Lastly, Brexit may ripple cross the Atlantic and come to roost here in America. A majority of economists have determined that the anticipated raising of rates by the Federal Reserve later this month will not take place, and may dampen those prospects for the remainder of the year. In addition, enjoying a very strong US Dollar is a double edged sword, which may hinder exports due to higher prices that accompany the stronger USD.

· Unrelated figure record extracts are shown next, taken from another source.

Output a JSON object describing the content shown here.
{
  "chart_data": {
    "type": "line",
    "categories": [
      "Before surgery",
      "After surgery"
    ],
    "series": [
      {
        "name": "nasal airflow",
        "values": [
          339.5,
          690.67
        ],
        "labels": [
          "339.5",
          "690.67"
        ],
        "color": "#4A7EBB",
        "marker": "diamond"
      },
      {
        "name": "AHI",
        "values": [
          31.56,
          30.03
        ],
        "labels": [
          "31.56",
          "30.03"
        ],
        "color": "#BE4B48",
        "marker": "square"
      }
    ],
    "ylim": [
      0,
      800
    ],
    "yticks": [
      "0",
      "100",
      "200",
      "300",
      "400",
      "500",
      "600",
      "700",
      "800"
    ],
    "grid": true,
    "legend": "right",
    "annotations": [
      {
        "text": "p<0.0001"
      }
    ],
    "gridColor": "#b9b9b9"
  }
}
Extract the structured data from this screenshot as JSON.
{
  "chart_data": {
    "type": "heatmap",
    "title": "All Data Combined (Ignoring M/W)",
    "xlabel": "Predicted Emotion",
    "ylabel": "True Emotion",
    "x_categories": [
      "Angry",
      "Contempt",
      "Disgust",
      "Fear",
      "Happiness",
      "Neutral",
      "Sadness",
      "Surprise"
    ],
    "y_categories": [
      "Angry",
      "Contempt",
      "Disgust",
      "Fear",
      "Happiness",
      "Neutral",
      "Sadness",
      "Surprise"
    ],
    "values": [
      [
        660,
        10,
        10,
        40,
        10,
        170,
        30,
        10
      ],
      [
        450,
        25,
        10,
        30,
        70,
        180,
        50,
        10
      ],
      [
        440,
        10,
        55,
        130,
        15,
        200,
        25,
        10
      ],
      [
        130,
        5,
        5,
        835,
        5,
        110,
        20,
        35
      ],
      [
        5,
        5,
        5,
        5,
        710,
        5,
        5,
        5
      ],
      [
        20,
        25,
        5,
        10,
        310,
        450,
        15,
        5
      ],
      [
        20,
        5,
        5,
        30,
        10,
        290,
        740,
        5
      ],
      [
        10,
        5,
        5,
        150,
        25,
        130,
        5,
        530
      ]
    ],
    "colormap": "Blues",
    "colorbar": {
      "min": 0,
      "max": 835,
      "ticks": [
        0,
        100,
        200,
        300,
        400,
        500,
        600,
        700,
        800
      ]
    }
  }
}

But the final word on the subject has been dealt with by the markets themselves. After the Friday and Monday “lemmings off a cliff” reaction by all global markets, reason appeared to infiltrate the hysteria, and the next several days of market performance recouped the majority of that knee jerk selling experienced in the first two trading days after the news hit. The bottom line – this will be a very long term event. Given that time period, there will be many solutions to the initially perceived problems. There will also be problems that occur that no one has even thought about. Once again, this type of news oriented market reaction proves to be just another test to the resolve of a disciplined client. We will continue to monitor world events and more importantly, we will look to manage those aspects of your portfolio that we can control.
Second Quarter 2016 Asset Class Returns
The second quarter was similar to the first, with positive but unspectacular returns from all domestic asset classes, and more spotty results from the International and Emerging Market regions. The tepid returns belied the Brexit tumult that took place the last week of the quarter, which was discussed earlier in this report. Real Estate securities continued their leadership position, both in this country and abroad. The potential for its continued growth and relative yield advantage is proving a popular combination with investors. Events which continue to push back the Federal Reserve’s plan to increase interest rates led to generous bond returns.
Walls of worry continue to exist. The anticipated slowdown in the European market, and potential attempts by other European counties to follow Brexit’s lead are big worries. The US Presidential election is yet another political issue that has the ability to affect both domestic and global markets. But there are also hopeful signs that economic growth is still available to well-run companies. Interest rates still allow for dramatic debt consolidation for both individuals and corporations. In addition, energy has bottomed and crude oil has almost doubled in price, insuring very favorable earnings comparisons for a sector that had been weighting down the entire market.
We will continue to manage your portfolio for a long term result, not allowing shorter term volatility to dissuade us from a disciplined approach to growing and conserving our clients’ capital. In the meanwhile, enjoy the summer months, and buckle up for some political campaigning that is sure to make the 3rd quarter a most interesting one.